Let’s face it, the entry level wines of many classic regions – Burgundy springs to mind – don’t do such regions many favours. Yet for roughly the same price, you could select a really well made ‘village level’ Austrian white that will deliver so much more. Head north to £20 and the comparisons become even more flattering, with the top-tier wines from the areas of Wachau, Kremstal, Kamptal, Traisental and Wagram offering world-beating quality at a price point that doesn’t mean remortgaging your house just to stock its cellar.
Although discerning sommeliers have been salivating about these wines for a while, collectors have been relatively slow to get onboard. It was only last year that The Wine Society offered its first-ever Austrian en primeur (in bond) promotion, a sell-out success that caused as much surprise as delight for its ebullient buyer, Freddy Bulmer. Yet while fine-wine merchants have upped their ante on Austria in recent years, their selections still pale in comparison to what’s on offer from Burgundy and Bordeaux.
Austria has made its name with the delicious white variety Grüner Veltliner, but it has so much else to offer
Austria has made its name with the indigenous, herbaceous and, frankly, delicious white variety Grüner Veltliner, but it has so much else to offer. Whisper it, but I prefer the Danube’s elegant, complex, yet slightly plumper style of Riesling to that of its celebrated rivals on the Rhine. Styria’s Sauvignon Blanc could convert the most diehard savvy sceptic and gives its pricier counterparts in Pessac-Léognan a run for their money.

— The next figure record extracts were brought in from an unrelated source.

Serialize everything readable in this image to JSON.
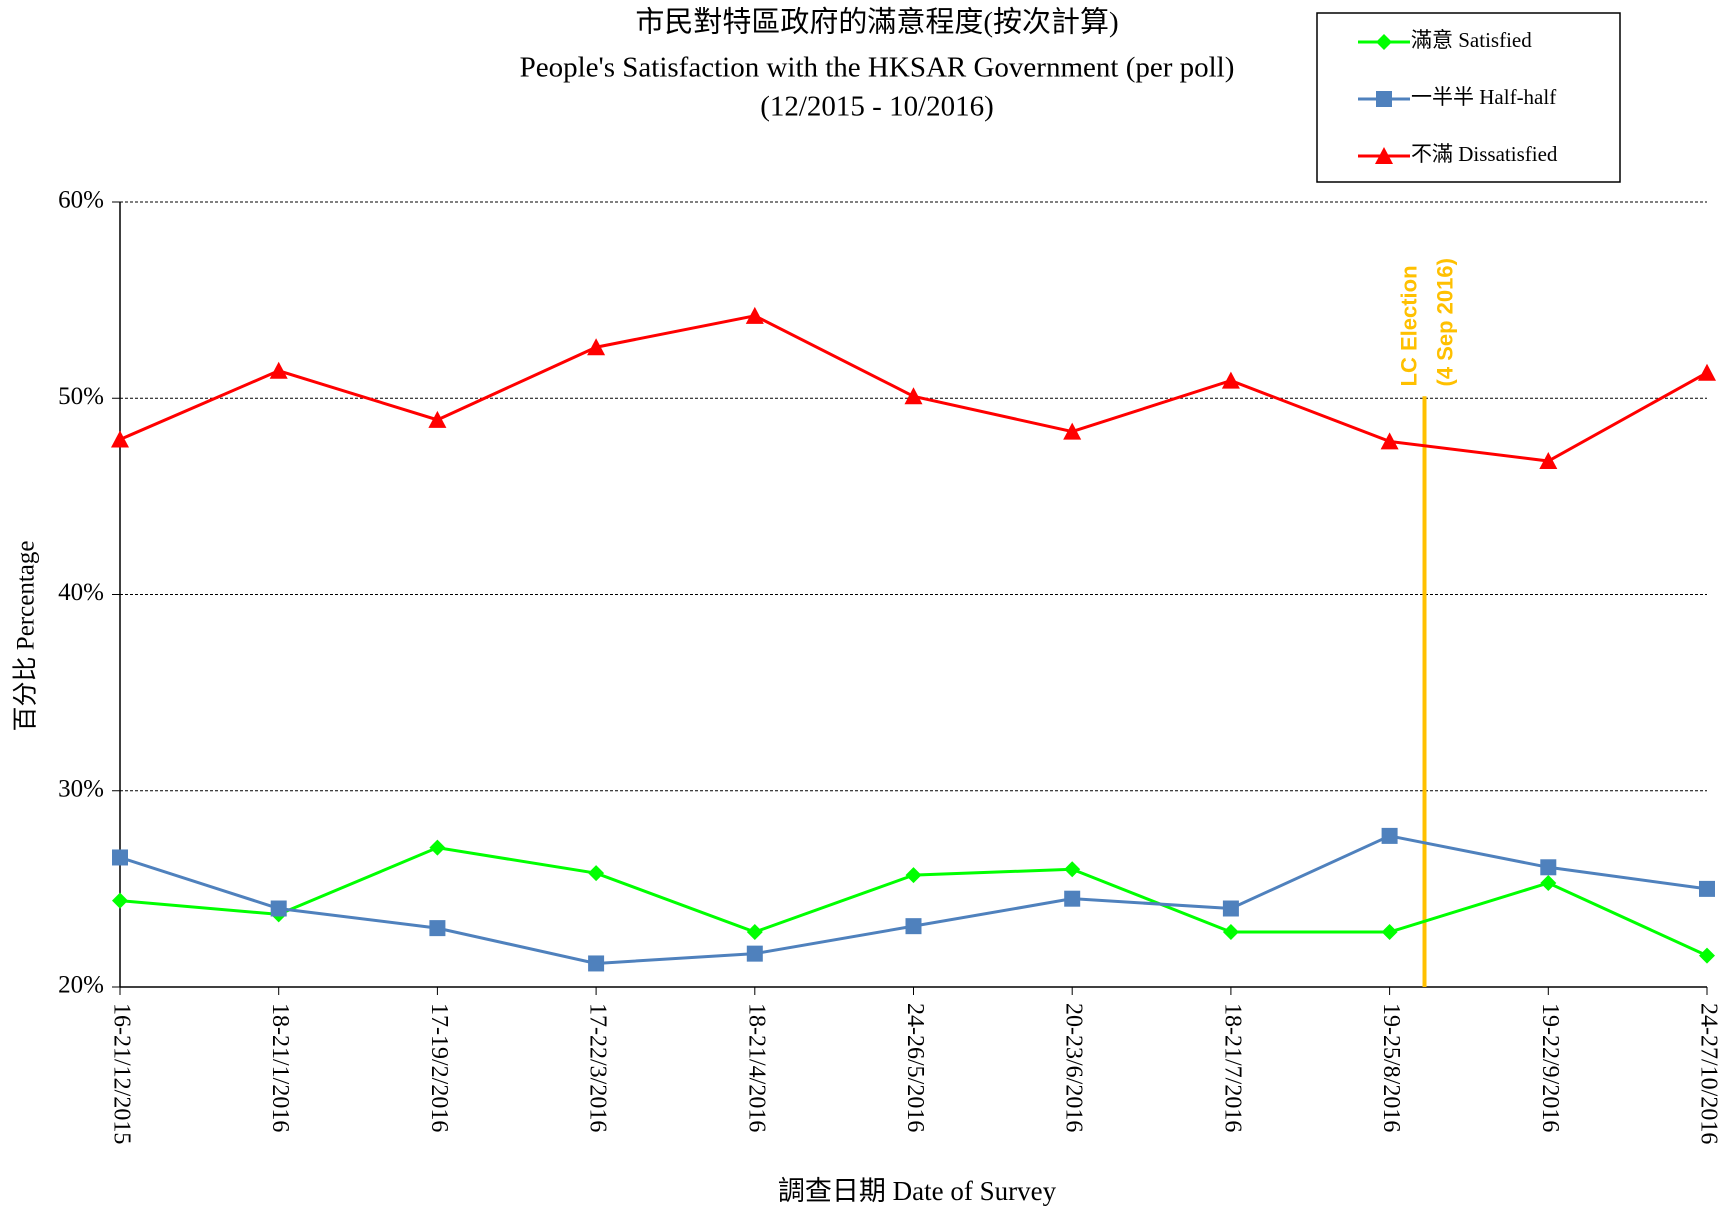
{
  "chart_data": {
    "type": "line",
    "title": "市民對特區政府的滿意程度(按次計算)",
    "subtitle": "People's Satisfaction with the HKSAR Government (per poll)",
    "period": "(12/2015  - 10/2016)",
    "x_label": "調查日期 Date of Survey",
    "y_label": "百分比 Percentage",
    "categories": [
      "16-21/12/2015",
      "18-21/1/2016",
      "17-19/2/2016",
      "17-22/3/2016",
      "18-21/4/2016",
      "24-26/5/2016",
      "20-23/6/2016",
      "18-21/7/2016",
      "19-25/8/2016",
      "19-22/9/2016",
      "24-27/10/2016"
    ],
    "series": [
      {
        "name": "滿意 Satisfied",
        "color": "#00ff00",
        "marker": "diamond",
        "values": [
          24.4,
          23.7,
          27.1,
          25.8,
          22.8,
          25.7,
          26.0,
          22.8,
          22.8,
          25.3,
          21.6
        ]
      },
      {
        "name": "一半半 Half-half",
        "color": "#4f81bd",
        "marker": "square",
        "values": [
          26.6,
          24.0,
          23.0,
          21.2,
          21.7,
          23.1,
          24.5,
          24.0,
          27.7,
          26.1,
          25.0
        ]
      },
      {
        "name": "不滿 Dissatisfied",
        "color": "#ff0000",
        "marker": "triangle",
        "values": [
          47.9,
          51.4,
          48.9,
          52.6,
          54.2,
          50.1,
          48.3,
          50.9,
          47.8,
          46.8,
          51.3
        ]
      }
    ],
    "ylim": [
      20,
      60
    ],
    "yticks": [
      {
        "value": 20,
        "label": "20%"
      },
      {
        "value": 30,
        "label": "30%"
      },
      {
        "value": 40,
        "label": "40%"
      },
      {
        "value": 50,
        "label": "50%"
      },
      {
        "value": 60,
        "label": "60%"
      }
    ],
    "grid": true,
    "legend": "top-right",
    "annotation": {
      "line1": "LC Election",
      "line2": "(4 Sep 2016)",
      "color": "#ffc000"
    }
  }
}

Then there’s my latest crush: the plush, nutty Neuberger, from Burgenland, or the aromatic and unusual Gemischter Satz, a field blend (a mix of grapes grown on the same site) from the verdant hills that surround Vienna, best enjoyed with a slice of sausage at a heuriger – a winemaker’s tavern.

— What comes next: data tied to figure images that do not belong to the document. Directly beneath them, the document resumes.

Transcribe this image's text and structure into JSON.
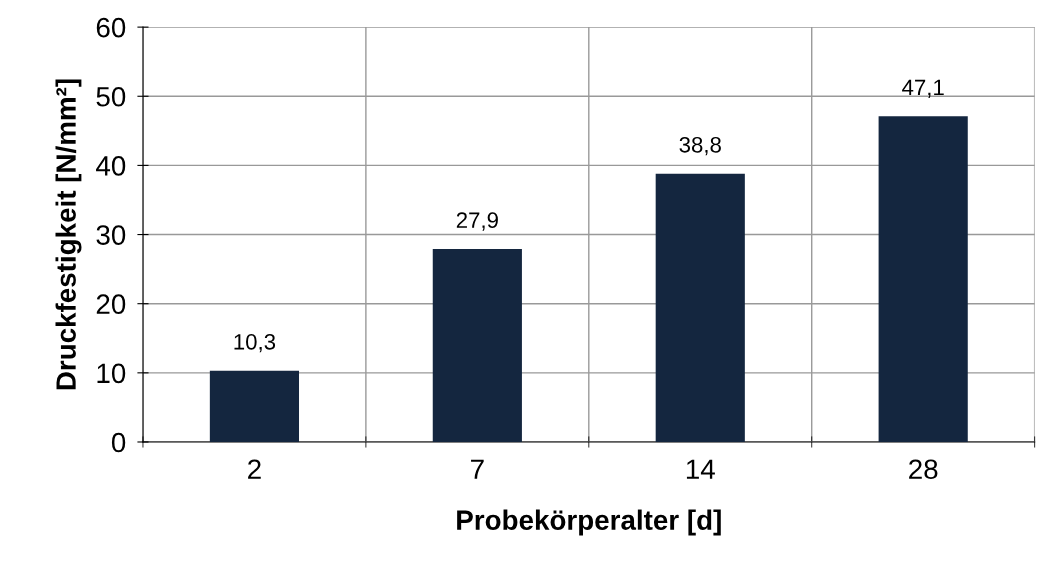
{
  "chart_data": {
    "type": "bar",
    "xlabel": "Probekörperalter [d]",
    "ylabel": "Druckfestigkeit [N/mm²]",
    "categories": [
      "2",
      "7",
      "14",
      "28"
    ],
    "values": [
      10.3,
      27.9,
      38.8,
      47.1
    ],
    "value_labels": [
      "10,3",
      "27,9",
      "38,8",
      "47,1"
    ],
    "color": "#14263f",
    "ylim": [
      0,
      60
    ],
    "yticks": [
      0,
      10,
      20,
      30,
      40,
      50,
      60
    ],
    "grid": true,
    "legend": false
  }
}
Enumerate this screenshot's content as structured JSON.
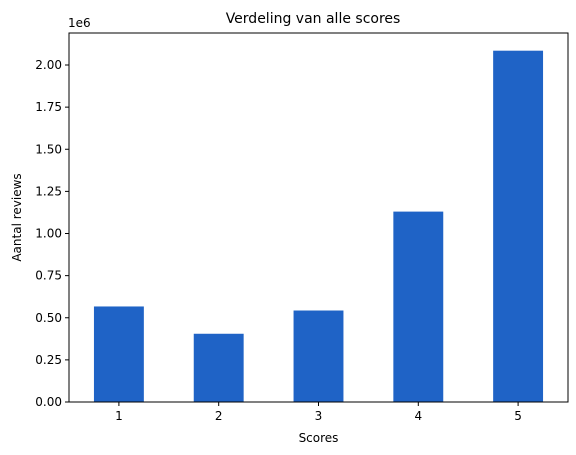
{
  "chart_data": {
    "type": "bar",
    "title": "Verdeling van alle scores",
    "xlabel": "Scores",
    "ylabel": "Aantal reviews",
    "y_multiplier_label": "1e6",
    "categories": [
      "1",
      "2",
      "3",
      "4",
      "5"
    ],
    "values": [
      567000,
      405000,
      543000,
      1130000,
      2085000
    ],
    "ylim": [
      0,
      2190000
    ],
    "yticks": [
      0,
      250000,
      500000,
      750000,
      1000000,
      1250000,
      1500000,
      1750000,
      2000000
    ],
    "ytick_labels": [
      "0.00",
      "0.25",
      "0.50",
      "0.75",
      "1.00",
      "1.25",
      "1.50",
      "1.75",
      "2.00"
    ],
    "bar_color": "#1f63c6",
    "grid": false,
    "legend": "none"
  }
}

When it comes to the reds, the world is yet to be fully seduced by the structured, spicy charms of Blaufränkisch, from Leithaburg or Carnuntum, or the beguiling, almost mystical St Laurent, yet both of these varieties offer serious Burgundian-style ageing potential at a relative snip. And finally, let’s not forget the lovely, luscious sweet wines of Lake Neusiedl, which offer noble rot without the princely price tag.

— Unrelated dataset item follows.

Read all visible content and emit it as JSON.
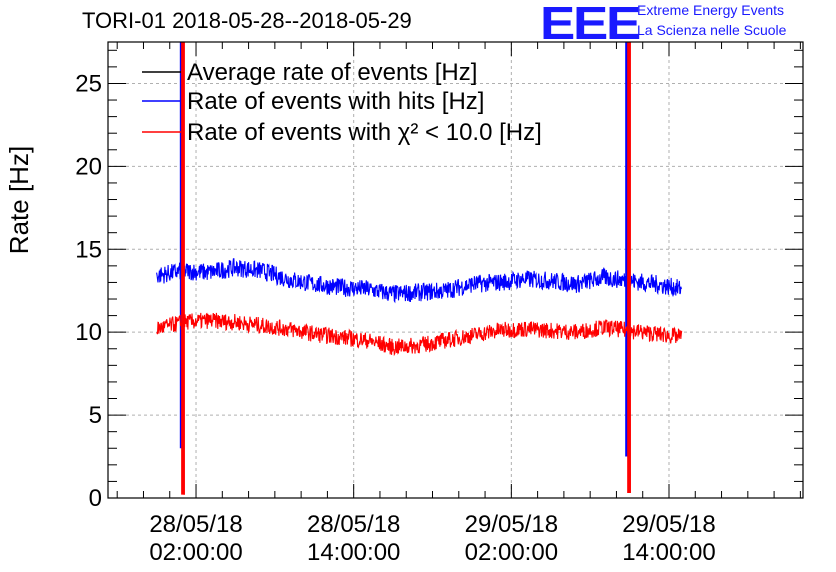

Granted, Austria doesn’t always help itself. Having only established its first appellation (Districtus Austriae Controllatus, or DAC) in 2003, it still offers its own bewildering blend of different descriptions, with terminology more suited to an MW exam paper than a back label. In the Wachau, for example, you’ll find a Germanic classification based on ripeness, with the top wines labelled Smaragd – a leftfield reference to the emerald lizards that inhabit the famous terraces. Around a decade ago, the other famous Danube regions switched to a more sensible French-style system based on vineyard significance, a form of future-proofing championed by the erudite Michael Moosbrugger of Schloss Gobelsburg; other regions are following suit.
Confusing it may be, but then again, Austria is not alone in that regard. And there are signs that appreciation for its wines is growing. Exports hit a new high in 2020, and there is plenty of room for growth.
Having visited the country many times, I am always struck by the humility of those I meet, the openness to opinions and ideas – as evidenced by the appointment of Chris Yorke, an Englishman who cut his teeth in New Zealand to lead the national wine body – and the commitment to quality above all else. Austria’s winemakers have more than atoned for the sins of their predecessors – perhaps the last laugh should be theirs to enjoy.